Siguió ayudando a la policía mediante la revisión de los otros archivos, de los que separó todo aquello que no pudo reconocer. Se volvió cada vez más confiada a medida que las pruebas de la culpabilidad de su marido se hacían evidentes -cuentas bancarias y de inversiones que él nunca le había mencionado, recibos de objetos vendidos que nunca les habían pertenecido, incluso correspondencia con una antigua amante-, y para Monroe resultó obvio que comenzaba a verse a sí misma como la víctima.

Él le había pedido que buscara un archivo que contuviera cartas del coronel Lockyer-Fox a la capitana Nancy Smith, y cuando ella por fin lo desenterró del fondo de una bolsa de basura que ella recordaba que Julian había sacado fuera esa mañana -«Normalmente, él nunca es tan cooperativo»-, se lo tendió al detective con una expresión de triunfo.

Se sintió todavía más triunfante cuando uno de los agentes registró el pote de café molido y encontró un distorsionador de voz.
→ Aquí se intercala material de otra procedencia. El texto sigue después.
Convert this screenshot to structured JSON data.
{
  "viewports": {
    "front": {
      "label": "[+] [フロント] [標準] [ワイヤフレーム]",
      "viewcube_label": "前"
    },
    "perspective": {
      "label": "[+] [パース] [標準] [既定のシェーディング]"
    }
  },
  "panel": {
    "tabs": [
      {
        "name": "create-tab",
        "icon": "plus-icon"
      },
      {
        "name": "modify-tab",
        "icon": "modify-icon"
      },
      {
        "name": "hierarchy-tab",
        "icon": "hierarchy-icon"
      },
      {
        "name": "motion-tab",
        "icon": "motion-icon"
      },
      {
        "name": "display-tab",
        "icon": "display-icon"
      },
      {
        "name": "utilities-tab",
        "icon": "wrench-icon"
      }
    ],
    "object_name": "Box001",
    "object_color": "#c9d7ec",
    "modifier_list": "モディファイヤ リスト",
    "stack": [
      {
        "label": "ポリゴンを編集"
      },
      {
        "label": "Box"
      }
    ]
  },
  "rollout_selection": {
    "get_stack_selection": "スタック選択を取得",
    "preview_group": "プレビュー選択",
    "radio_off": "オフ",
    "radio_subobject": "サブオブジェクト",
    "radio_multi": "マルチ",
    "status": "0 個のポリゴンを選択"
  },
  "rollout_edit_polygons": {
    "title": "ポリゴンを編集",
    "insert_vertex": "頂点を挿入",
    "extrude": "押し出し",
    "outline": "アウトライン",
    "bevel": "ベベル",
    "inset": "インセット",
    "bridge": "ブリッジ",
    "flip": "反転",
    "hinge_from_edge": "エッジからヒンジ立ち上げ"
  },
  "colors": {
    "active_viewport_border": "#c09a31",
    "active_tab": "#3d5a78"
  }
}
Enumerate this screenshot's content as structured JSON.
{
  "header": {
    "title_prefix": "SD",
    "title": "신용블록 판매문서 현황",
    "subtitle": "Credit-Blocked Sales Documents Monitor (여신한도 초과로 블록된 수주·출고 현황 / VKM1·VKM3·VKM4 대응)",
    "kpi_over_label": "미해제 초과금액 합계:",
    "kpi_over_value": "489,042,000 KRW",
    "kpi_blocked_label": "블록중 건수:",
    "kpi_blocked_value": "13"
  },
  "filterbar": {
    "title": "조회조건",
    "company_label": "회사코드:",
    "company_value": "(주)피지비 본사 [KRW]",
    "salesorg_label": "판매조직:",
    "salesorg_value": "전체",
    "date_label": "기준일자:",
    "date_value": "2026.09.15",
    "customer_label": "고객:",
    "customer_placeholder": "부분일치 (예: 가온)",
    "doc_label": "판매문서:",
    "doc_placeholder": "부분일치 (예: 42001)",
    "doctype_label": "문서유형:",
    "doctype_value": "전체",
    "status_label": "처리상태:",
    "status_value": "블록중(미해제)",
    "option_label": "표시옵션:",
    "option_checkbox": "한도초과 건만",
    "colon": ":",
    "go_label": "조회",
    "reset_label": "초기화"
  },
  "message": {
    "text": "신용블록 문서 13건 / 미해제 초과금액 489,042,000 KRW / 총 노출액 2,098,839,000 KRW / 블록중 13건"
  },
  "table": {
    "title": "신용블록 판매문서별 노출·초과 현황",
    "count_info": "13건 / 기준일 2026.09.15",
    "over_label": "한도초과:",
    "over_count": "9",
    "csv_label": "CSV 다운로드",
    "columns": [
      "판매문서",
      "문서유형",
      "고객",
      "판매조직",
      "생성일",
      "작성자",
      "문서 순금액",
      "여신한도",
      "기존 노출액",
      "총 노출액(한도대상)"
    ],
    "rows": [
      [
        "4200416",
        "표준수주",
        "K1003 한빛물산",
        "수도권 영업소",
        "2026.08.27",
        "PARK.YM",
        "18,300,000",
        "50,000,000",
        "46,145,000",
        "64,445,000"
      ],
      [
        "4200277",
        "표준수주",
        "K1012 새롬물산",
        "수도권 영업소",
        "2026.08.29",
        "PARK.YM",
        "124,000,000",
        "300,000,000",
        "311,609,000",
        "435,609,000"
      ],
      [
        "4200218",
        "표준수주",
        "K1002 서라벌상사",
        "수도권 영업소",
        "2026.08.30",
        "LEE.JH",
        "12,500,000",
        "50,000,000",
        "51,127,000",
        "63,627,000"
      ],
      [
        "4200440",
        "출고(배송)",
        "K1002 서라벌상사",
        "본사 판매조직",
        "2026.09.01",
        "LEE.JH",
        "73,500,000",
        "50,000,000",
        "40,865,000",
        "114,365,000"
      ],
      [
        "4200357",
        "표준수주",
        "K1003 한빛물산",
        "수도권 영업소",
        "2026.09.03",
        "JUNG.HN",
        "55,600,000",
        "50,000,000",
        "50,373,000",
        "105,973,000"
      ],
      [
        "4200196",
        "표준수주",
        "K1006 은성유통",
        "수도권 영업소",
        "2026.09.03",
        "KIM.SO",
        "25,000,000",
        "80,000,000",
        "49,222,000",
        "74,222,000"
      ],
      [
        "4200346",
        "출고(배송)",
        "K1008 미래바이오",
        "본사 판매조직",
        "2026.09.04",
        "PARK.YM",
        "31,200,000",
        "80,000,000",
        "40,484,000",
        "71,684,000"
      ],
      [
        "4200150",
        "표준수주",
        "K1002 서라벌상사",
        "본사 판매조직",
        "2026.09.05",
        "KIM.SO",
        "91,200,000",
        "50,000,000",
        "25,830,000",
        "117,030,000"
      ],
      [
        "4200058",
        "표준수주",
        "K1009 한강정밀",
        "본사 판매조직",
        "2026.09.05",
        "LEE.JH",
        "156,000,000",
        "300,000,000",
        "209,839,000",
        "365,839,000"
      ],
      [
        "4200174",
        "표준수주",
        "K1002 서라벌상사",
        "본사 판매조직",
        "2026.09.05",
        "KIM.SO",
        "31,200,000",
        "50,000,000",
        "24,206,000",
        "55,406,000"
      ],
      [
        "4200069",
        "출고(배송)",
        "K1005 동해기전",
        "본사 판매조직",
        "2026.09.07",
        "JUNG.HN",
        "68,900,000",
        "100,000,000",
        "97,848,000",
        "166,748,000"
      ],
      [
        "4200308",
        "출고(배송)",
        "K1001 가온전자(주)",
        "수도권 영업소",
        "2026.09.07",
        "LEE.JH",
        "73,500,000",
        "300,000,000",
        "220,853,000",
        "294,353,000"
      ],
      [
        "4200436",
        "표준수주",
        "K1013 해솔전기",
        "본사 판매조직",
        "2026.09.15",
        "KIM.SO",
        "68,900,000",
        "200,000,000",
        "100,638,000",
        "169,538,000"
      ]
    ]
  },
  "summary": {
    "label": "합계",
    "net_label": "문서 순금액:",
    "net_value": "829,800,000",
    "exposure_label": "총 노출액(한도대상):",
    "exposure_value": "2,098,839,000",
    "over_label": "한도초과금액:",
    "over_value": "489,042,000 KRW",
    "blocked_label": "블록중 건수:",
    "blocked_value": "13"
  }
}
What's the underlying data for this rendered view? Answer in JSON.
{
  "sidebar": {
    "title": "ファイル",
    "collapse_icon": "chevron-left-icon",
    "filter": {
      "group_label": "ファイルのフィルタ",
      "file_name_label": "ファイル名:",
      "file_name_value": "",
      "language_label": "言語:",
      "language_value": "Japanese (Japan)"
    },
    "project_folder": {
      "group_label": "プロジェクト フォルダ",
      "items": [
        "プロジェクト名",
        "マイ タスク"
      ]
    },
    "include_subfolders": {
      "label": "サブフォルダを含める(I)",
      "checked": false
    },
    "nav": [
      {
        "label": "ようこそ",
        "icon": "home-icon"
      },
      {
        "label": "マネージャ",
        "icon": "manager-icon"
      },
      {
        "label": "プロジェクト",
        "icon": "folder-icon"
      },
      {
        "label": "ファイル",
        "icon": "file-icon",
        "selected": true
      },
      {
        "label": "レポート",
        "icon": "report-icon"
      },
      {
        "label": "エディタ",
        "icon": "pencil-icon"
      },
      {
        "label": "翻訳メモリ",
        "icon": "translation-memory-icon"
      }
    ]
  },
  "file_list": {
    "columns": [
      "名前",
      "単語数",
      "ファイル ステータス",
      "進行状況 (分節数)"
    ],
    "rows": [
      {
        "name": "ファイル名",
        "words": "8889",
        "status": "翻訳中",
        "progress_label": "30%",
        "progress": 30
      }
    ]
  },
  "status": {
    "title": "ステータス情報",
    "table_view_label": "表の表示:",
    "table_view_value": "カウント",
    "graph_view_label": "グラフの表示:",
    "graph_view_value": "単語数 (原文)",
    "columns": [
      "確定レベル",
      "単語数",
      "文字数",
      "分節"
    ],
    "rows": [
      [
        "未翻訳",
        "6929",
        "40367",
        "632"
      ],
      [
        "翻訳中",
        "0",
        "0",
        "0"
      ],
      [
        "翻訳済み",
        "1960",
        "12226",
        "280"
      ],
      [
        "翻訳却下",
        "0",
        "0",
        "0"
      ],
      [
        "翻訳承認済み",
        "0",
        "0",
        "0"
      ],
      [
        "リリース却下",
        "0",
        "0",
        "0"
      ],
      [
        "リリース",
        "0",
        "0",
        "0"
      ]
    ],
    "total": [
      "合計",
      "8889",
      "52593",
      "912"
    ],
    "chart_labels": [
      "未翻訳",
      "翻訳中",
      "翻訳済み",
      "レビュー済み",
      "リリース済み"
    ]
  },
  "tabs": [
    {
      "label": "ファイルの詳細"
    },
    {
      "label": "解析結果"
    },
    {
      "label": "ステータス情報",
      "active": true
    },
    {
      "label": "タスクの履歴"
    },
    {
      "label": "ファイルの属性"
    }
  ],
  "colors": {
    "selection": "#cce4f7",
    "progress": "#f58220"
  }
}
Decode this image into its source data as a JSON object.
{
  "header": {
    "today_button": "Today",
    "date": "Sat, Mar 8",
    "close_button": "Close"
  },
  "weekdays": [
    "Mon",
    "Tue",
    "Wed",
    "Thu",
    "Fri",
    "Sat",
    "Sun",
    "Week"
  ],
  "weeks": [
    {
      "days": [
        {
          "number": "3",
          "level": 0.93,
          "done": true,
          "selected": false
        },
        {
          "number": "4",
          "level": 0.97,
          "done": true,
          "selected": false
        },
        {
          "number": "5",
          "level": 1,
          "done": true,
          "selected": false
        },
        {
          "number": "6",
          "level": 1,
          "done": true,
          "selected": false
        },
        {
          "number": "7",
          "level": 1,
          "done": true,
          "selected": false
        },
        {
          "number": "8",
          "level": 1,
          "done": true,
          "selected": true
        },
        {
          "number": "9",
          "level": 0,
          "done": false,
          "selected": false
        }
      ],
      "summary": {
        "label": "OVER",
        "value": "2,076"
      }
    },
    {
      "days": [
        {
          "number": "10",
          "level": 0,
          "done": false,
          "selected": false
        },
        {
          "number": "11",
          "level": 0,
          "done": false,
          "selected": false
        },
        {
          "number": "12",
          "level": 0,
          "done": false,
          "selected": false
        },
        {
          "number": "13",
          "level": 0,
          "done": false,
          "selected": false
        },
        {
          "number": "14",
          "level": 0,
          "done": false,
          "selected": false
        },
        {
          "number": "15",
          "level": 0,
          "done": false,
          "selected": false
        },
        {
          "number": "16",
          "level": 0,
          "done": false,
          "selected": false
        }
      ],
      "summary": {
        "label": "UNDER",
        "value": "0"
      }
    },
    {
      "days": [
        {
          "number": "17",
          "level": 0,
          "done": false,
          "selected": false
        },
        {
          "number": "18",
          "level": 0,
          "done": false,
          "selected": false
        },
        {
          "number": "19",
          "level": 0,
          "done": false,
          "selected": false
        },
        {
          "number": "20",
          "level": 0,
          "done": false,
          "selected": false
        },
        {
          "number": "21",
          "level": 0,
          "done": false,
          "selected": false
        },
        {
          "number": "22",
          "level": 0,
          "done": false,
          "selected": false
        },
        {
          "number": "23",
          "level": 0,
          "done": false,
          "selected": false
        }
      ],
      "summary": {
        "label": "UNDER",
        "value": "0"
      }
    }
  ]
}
– Le dije que no era culpa mía -exclamó ella con su voz estridente.

Monroe, que había supuesto la existencia de un segundo distorsionador de voz debido a la cantidad de llamadas que Darth Vader había hecho, abrió una bolsita de plástico para guardarlo.

– Quizás ésta sea la razón por la que tenía tanta prisa en salir -dijo el otro agente mientras dejaba caer el aparato en la bolsa-. Tenía la intención de tirarlo en alguna cañada al otro lado de Dorchester.

Monroe contempló a Eleanor mientras sellaba la bolsa.

– Él negará saber nada de esto -dijo, con naturalidad-, a no ser que su esposa pueda probar que no los había visto antes. En esta casa viven dos personas y, de momento, no hay ninguna prueba que indique quién es el responsable.

La mujer rió entre dientes como un pavo cuando todos sus temores retornaron. Era una reacción satisfactoria. Desde el punto de vista de Monroe, ella era tan culpable como el marido. Quizá su grado de implicación era menor, pero él había oído alguno de sus mensajes en la grabación y el deleite con el que acosaba al anciano le daba náuseas.